Heat 1 litre of milk and when it boils and starts to rise add 1/4 cup of raw rice.Keep in low heat with constant stirring until the quantity reduces to one-half.Add 1 cup sugar and 1/2 tsp powdered cardomom.Roast some cashewnuts(10) and raisins in ghee and add it to the payasam.

Rice Payasam

Basmati Rice & chopped almonds(combined) - 4 tsp, Milk - 2 cups, coconut extract - 1 cup, Evaporated milk - 1 tin, sugar - 1&1/2 cups, cardamom powder - 1/4 tsp
Method: Soak rice for 15 minutes.Allow the milk and coconut extract to boil, add the soaked rice and cook. After it is cooked, add sugar, cardamom powder and almonds and let it boil for 5 minutes.

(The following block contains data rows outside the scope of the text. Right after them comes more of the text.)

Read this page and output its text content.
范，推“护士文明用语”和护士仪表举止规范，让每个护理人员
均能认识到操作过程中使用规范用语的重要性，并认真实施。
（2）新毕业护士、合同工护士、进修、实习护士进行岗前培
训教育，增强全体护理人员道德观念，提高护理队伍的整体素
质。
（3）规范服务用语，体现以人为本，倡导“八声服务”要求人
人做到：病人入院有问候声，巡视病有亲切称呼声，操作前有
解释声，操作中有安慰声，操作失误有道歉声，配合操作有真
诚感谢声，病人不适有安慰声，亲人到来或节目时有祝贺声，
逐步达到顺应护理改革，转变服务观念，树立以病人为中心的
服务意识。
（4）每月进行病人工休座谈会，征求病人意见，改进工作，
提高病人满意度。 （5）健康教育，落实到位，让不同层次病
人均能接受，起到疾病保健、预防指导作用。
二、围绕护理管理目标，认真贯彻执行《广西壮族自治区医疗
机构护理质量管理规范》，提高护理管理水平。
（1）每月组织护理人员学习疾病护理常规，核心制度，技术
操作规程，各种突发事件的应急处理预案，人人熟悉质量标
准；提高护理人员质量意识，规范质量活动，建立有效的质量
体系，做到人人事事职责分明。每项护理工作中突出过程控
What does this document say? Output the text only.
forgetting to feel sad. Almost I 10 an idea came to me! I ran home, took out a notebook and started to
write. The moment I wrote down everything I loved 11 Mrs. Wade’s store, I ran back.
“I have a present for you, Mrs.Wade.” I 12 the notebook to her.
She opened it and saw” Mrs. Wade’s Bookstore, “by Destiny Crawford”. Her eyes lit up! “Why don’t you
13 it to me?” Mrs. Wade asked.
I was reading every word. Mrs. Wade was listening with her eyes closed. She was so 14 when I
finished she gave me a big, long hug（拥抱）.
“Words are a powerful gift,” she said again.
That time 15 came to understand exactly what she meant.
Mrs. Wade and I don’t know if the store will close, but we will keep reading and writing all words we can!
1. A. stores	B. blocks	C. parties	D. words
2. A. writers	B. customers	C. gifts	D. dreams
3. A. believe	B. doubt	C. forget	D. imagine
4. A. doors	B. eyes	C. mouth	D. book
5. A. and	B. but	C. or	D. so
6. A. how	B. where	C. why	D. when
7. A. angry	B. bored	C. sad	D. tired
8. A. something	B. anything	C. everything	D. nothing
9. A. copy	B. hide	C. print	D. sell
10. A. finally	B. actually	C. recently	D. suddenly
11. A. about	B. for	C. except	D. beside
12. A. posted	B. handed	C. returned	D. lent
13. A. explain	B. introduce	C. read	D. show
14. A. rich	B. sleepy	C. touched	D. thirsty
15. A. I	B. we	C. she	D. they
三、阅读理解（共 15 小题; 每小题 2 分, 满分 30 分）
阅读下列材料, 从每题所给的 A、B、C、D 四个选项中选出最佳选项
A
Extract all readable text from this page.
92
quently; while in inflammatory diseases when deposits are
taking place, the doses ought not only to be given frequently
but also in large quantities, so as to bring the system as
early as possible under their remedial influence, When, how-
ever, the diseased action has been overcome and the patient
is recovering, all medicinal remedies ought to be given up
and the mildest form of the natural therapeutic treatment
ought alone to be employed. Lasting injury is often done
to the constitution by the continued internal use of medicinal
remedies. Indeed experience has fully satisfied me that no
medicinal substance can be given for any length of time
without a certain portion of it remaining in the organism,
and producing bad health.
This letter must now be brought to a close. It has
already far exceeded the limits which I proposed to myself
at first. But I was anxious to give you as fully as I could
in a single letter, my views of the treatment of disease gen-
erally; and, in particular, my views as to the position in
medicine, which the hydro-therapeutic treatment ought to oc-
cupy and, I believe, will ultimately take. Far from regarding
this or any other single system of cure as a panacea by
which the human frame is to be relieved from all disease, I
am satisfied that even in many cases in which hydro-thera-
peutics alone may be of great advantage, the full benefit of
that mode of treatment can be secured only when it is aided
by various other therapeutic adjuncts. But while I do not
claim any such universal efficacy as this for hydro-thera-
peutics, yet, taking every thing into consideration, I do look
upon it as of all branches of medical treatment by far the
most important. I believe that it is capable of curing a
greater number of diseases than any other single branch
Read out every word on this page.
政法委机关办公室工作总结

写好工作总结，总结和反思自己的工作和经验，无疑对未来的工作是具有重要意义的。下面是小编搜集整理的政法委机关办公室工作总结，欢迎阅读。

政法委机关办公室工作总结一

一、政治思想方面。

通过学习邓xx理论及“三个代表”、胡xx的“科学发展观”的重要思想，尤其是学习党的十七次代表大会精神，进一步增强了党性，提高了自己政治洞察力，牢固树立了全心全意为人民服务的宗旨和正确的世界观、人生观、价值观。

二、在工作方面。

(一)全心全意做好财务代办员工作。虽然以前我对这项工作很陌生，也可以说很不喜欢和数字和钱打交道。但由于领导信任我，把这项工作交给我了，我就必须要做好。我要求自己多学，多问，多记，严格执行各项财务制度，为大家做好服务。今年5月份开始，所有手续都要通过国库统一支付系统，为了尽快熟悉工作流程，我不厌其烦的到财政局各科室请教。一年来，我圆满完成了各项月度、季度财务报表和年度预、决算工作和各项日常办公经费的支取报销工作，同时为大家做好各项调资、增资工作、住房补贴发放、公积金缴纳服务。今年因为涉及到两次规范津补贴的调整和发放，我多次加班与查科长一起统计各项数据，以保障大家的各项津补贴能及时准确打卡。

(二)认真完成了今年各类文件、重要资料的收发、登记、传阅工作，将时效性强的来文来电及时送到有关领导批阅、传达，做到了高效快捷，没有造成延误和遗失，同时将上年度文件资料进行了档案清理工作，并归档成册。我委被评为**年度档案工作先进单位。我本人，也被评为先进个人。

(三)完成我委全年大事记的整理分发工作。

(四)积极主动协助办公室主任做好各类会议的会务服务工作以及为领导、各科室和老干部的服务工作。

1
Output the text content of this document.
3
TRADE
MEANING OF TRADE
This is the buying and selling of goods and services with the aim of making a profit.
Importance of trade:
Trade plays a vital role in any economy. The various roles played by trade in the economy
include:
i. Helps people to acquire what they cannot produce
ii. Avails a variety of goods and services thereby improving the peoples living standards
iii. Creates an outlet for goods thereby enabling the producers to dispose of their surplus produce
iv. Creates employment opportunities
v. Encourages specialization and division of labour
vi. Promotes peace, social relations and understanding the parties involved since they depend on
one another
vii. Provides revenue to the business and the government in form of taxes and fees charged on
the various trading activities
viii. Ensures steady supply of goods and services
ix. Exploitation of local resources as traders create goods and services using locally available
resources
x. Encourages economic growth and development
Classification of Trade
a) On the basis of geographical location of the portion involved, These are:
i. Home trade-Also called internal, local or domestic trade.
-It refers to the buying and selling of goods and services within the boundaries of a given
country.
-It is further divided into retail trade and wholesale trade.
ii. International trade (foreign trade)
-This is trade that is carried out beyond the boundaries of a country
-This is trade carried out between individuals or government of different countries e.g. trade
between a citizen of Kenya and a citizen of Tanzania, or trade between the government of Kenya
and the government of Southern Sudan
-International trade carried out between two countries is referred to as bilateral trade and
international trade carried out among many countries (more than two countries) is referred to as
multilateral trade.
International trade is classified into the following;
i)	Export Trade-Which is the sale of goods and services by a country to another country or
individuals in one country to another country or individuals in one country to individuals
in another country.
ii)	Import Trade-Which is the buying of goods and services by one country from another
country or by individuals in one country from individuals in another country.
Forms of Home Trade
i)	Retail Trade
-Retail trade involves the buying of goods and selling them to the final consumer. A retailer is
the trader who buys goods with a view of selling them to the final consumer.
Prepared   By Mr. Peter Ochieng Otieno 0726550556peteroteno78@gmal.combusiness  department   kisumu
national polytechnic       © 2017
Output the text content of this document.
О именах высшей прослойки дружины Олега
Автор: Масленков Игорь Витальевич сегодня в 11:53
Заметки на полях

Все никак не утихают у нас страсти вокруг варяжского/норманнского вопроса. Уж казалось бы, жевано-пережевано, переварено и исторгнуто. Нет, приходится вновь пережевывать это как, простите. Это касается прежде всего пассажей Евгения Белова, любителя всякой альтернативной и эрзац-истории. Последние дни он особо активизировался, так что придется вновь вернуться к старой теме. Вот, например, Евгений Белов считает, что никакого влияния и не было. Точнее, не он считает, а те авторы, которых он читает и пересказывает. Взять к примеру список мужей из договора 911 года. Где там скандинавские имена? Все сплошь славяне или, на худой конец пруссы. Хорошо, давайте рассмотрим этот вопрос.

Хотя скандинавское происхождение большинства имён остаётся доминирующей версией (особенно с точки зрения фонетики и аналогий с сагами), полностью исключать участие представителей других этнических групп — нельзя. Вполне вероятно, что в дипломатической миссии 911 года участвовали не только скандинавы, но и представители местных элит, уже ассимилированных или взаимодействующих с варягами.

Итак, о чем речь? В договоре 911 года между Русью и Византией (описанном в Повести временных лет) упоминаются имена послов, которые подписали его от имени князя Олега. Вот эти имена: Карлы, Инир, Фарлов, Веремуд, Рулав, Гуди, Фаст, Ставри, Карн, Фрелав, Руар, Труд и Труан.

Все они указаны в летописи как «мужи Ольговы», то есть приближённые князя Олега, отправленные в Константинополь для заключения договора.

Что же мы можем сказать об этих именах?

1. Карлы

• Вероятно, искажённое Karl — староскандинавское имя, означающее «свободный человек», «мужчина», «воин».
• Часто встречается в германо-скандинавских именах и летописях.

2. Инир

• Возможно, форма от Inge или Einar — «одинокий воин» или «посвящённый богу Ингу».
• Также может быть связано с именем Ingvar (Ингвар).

Add the evaporated milk and let it boil.

Vermicelli Payasam

Fry 1/2 cup vermicelli in ghee and keep aside. Heat 1 litre of milk in a vessel, . When the milk boils and begins to rise, lower the heat and add 1/2 cup of vermicelli(fried in ghee) and stir well. Continue heating the milk at low heat until the volume of milk reduces considerably. Remove from the stove and add sugar and mix well.Roast some raisins and cashews in ghee (until they begin to smell) and add it to the payasam.Add 1/4 spoon of cardomom powder.

Coconut Milk Payasam

grated coconut - 1 cup, jaggery - 100gm, cardomoms - 6, cashews - 6, ghee - 3 tsp., boiled milk - 1cup
Grind coconut and squeeze milk from it 2 times. cook for sometime having the stove in low heat. Add jaggery and cardomom powder. cook for some more time. After removing from stove, add milk. Fry some cashews in ghee and add it to the payasam. If the coconut powder is very dry then you must have 2 cups of that to get enough coconut milk.